Take advantage of the abundance of pumpkins this fall to create a fabulous living arrangement of colorful succulents. With a little moss and glue, this project will come together in minutes. Your succulent pumpkin centerpiece will look just as gorgeous sitting on a porch as it will on a dining room table, but if you use it outdoors, be sure to bring it inside whenever temperatures dip below freezing. Some succulents can tolerate colder temperatures, but this fresh fall centerpiece will do better inside when the weather turns chilly. Here’s how to make this simple project and how to care for it so it lasts all season (and even longer).
What You’ll Need
- Pumpkin (a pumpkin that’s flatter on top works best)
- Spray adhesive
- Sphagnum moss
- Clear gel crafts glue or hot-glue gun and glue sticks
- Variety of small succulents, especially orange, yellow, or red types
Step 1: Coat with Adhesive
Start by applying a spray adhesive to the top of your pumpkin. To help the moss stick, choose a pumpkin with a flat top; Cinderella pumpkins have a great shape for this project.
Step 2: Add Sphagnum Moss
Before the spray adhesive dries (you want it tacky), press dry moss onto the top of the pumpkin, creating a layer ½ to 1 inch thick.
Step 3: Attach Succulents
Working from the center outward, group the three tallest succulents slightly to one side of center. Use a clear crafts gel type of glue or a hot glue gun to adhere succulent cuttings to the moss. Keep adding more succulents around this first group, packing them tightly together. If you’re not sure what kinds of succulents to use, start with hens-and-chicks and sedums, both of which come in varieties that stay small and offer interesting colors and textures.

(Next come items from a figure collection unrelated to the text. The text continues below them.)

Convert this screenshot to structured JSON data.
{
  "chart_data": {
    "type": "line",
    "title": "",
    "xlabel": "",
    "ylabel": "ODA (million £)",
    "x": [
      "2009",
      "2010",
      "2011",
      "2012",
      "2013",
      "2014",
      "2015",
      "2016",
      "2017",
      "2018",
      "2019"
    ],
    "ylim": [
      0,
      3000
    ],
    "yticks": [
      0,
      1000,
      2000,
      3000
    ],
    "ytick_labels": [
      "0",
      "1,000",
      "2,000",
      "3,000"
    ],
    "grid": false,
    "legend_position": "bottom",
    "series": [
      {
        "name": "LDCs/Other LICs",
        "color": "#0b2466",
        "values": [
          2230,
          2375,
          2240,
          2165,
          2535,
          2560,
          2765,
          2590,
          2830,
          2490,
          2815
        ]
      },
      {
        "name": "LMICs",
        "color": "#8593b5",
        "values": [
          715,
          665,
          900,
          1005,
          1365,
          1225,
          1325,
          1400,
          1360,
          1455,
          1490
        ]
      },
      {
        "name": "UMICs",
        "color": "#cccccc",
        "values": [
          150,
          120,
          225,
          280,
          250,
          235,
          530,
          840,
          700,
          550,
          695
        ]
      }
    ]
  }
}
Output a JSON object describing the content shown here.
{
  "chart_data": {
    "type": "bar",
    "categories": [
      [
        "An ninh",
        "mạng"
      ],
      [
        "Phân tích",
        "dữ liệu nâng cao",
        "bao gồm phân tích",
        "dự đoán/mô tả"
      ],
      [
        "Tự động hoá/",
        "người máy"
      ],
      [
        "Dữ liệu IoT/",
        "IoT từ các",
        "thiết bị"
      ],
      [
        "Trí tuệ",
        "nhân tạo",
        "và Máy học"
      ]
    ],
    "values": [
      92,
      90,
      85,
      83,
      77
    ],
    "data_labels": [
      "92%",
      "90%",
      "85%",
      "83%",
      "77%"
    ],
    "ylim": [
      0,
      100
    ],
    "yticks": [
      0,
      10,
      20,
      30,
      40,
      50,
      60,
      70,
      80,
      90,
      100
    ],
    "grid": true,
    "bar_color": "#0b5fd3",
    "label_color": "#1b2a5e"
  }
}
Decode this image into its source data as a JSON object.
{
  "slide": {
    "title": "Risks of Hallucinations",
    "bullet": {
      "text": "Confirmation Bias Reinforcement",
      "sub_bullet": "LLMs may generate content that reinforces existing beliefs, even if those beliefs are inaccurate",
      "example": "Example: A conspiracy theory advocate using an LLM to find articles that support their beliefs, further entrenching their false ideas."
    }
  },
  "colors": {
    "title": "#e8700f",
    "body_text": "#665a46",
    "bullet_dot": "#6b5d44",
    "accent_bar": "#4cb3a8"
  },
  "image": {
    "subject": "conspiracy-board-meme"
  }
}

Step 4: Finish Arrangement
Aim for a mounded succulent pumpkin centerpiece arrangement, with taller succulents closer to the center of the pumpkin, and shorter ones angled outward. Burro’s tail succulents would make a great choice for the outer edges because their trailing tendrils look best draped over the edge of a pot (or in this case, a pumpkin).
Maintenance & Care
For a long-lasting centerpiece, protect your succulent-topped pumpkin from harsh sun, excessive heat, freezing temperatures and rain. Good air circulation is also essential. You can prevent the pumpkin from rotting prematurely by placing it on top of a ¼-inch-thick piece of cardboard (this will help prevent moisture from collecting, and it works for carved jack-o’-lanterns, too!). Spritz the plants once a week to moisten the moss and hydrate any new little roots that might have formed. Avoid letting water pool around the pumpkin’s stem.
Treat the centerpiece just like any houseplant. Give it bright, indirect light by setting it near a window indoors or on a sheltered deck or balcony. Keep it away from heaters and vents that can cause major temperature shifts. To transition the succulents to a more permanent home once the pumpkin is past its prime, slice the very top off the pumpkin and nestle the arrangement atop potting soil in a container. The pumpkin flesh will eventually rot away, and the succulents will root into the soil.